Men, women and children stream into high meadows every year to harvest the fungus called Yarsagumba, which grows from dead moth larvae. High quality specimens fetch thousands of dollars a kilo.
But experts say the fungus, found only above 3,500 meters (11,480 feet), is under threat and yields are falling, threatening the livelihood of thousands of people who depend on it for up to 70 percent of their income.
"Over-harvesting, premature harvesting, destruction of the pastureland, and perhaps climate change are the major causes of decline," said Uttam Babu Shrestha, a graduate student at the University of Massachusetts. "If this continues it could become extinct soon."
Known as Yartsa gunbu in Tibet, meaning summer grass winter worm, the parasitic fungus kills and then grows on ghost moth larvae in the ground.
Although there is so scientific evidence, the small fungus is prized in traditional Chinese and Tibetan medicines as a tonic to increase vigor.
During the annual May and June picking season thousands of Nepali villagers journey in mule and yak trains to high pastures to look for the tiny buds that protrude from the ground.
Shrestha said villagers who collected several kilos of Yarsagumba 10 years ago now find only a few pieces roughly the size of a potato chip.
"This year has been the worst. Many collectors in Dolpa returned without any," said Shrestha, referring to a region bordering Tibet.
The area, where 50,000 people look for the fungus every year, accounts for more than half of Nepal's annual harvest, which topped 1,170 kilos (2,577 pounds) last year.
Chinese demand for the fungus is soaring. Villagers received $6 for a piece of Yarsagumba about the size of a chili this year - twice the amount they received last year. In Kathmandu, high quality fungus sells for up to $31,000 a kilo, according to traders.
DAMAGE TO ENVIRONMENT
Commercial collection of the fungus began some 30 years ago.
Nepali villager Tshewang Lama, who lived in a village bordering Tibet, saw how some Chinese army officials in the neighboring Tibetan town of Taklakot took drops of Yarsagumba as tincture to increase immunity, cure tuberculosis, fatigue, paralysis and cancer.
Lama used the fungus to cure his sleep disorder and other ailments and become one of the first gatherers.
Shrestha said abandoned trash, open defecation and trees cut for cooking and heating damaged the hills where the fungus grows.
"If these are not checked in time the environmental cost will be bigger than its economic benefits," he explained.

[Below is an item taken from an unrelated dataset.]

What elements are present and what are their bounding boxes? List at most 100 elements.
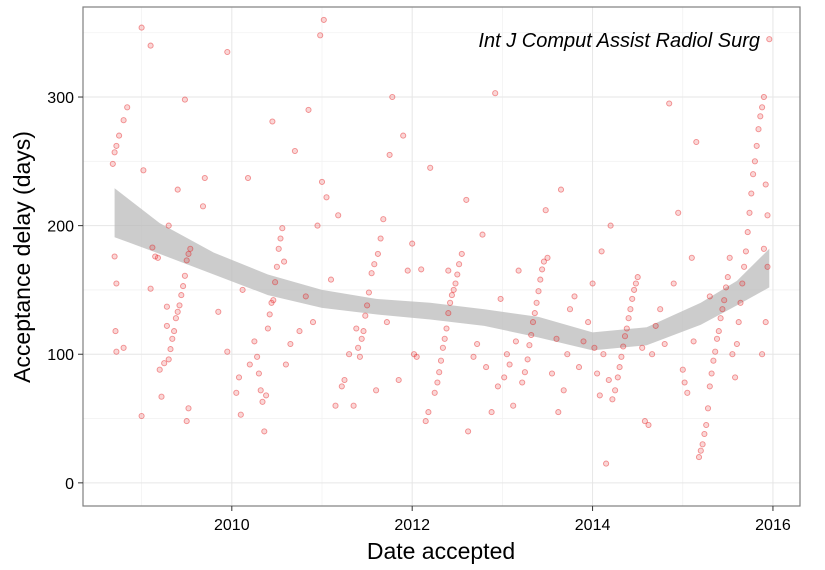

Officials said the government collected $132,000 from the export of the fungus in 2011, but analysts said the figures may be low because many villagers sell their crop directly in Tibet without reporting transactions.
Filmmaker Dipendra Bhandari, who made the documentary "Journey to Yarsa" about the fungus harvest, said in several remote villages children accompany their parents during the picking season when schools are closed for two months.
He added that it can be dangerous and villagers fall sick or die during the long journey. In 2009, seven gatherers were killed in a fight with locals over the fungus in west Nepal, and two years earlier at least 16 people perished when a snowstorm buried their camp in Dolpa.
Lama believes the government should regulate trade and strengthen local institutions to ensure pickers get the maximum benefits from the trade.
"It is a money plant. We should conserve it so the harvest becomes sustainable in the long run," Lama said.